Eržika Sojková in 1967
Eržika Sojková in 1967
photo: witness’s archive

Eržika Sojková, born Jarošová, was born on February 16, 1949 in the now defunct settlement of Svatý Prokop near Lipno nad Vltavou. Her parents came to Czechoslovakia as Slovak re-emigrants from the Romanian village of Bodonoš in 1947. Her father worked on the construction of the Lipno dam, and the family eventually settled in the village of Slupečná, originally inhabited by Germans. In 1967, Eržika Sojková graduated from secondary school in Kaplice.
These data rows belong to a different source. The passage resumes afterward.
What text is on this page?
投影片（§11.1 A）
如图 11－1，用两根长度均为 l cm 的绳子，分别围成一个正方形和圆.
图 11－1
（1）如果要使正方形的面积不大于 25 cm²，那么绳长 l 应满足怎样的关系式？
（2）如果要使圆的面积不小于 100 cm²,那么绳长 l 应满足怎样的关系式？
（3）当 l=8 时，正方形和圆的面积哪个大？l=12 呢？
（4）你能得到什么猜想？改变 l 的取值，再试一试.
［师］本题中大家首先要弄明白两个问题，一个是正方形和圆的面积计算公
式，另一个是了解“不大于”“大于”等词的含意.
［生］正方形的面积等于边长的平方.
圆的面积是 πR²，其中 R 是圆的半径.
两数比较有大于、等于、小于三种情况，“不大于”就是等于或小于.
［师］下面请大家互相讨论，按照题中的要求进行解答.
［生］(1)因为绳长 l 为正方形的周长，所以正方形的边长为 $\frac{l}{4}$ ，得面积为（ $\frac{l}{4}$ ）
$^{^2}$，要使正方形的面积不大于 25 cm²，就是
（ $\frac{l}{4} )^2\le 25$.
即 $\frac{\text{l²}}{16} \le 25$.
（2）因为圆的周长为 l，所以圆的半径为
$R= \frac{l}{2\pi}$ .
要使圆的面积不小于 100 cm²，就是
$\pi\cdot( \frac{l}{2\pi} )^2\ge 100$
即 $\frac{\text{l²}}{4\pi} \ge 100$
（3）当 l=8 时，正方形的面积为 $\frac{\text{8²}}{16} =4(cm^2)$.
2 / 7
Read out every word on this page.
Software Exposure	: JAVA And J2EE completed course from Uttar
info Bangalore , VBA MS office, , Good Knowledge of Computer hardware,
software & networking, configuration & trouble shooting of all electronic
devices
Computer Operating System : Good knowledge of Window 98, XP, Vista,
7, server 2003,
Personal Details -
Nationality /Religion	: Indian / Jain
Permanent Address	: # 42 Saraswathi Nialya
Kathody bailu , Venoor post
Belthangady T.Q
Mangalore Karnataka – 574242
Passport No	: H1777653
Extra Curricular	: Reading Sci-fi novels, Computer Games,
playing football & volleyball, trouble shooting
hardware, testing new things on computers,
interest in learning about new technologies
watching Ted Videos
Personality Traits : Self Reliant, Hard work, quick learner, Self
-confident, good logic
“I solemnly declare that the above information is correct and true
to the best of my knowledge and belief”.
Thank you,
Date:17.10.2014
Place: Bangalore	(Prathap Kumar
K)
In the same year, her older sister Hana left and went after her partner in Austria, whom Eržika visited in the summer of the following year. Austria thus experienced the invasion of Warsaw Pact troops. However, she returned to Czechoslovakia due to concerns about her parents. Shortly thereafter, she met her future husband. In the 1970s, Slupečná housed vacationers from the German Democratic Republic (GDR), in the 1990s she started a business in tourism, and briefly worked in Austria. For her, the fall of communism meant, on the one hand, the desired freedom of movement, and on the other hand, economic uncertainty due to the destruction of state estates and local factories. In 2021, Eržika Sojková lived in Slupečná.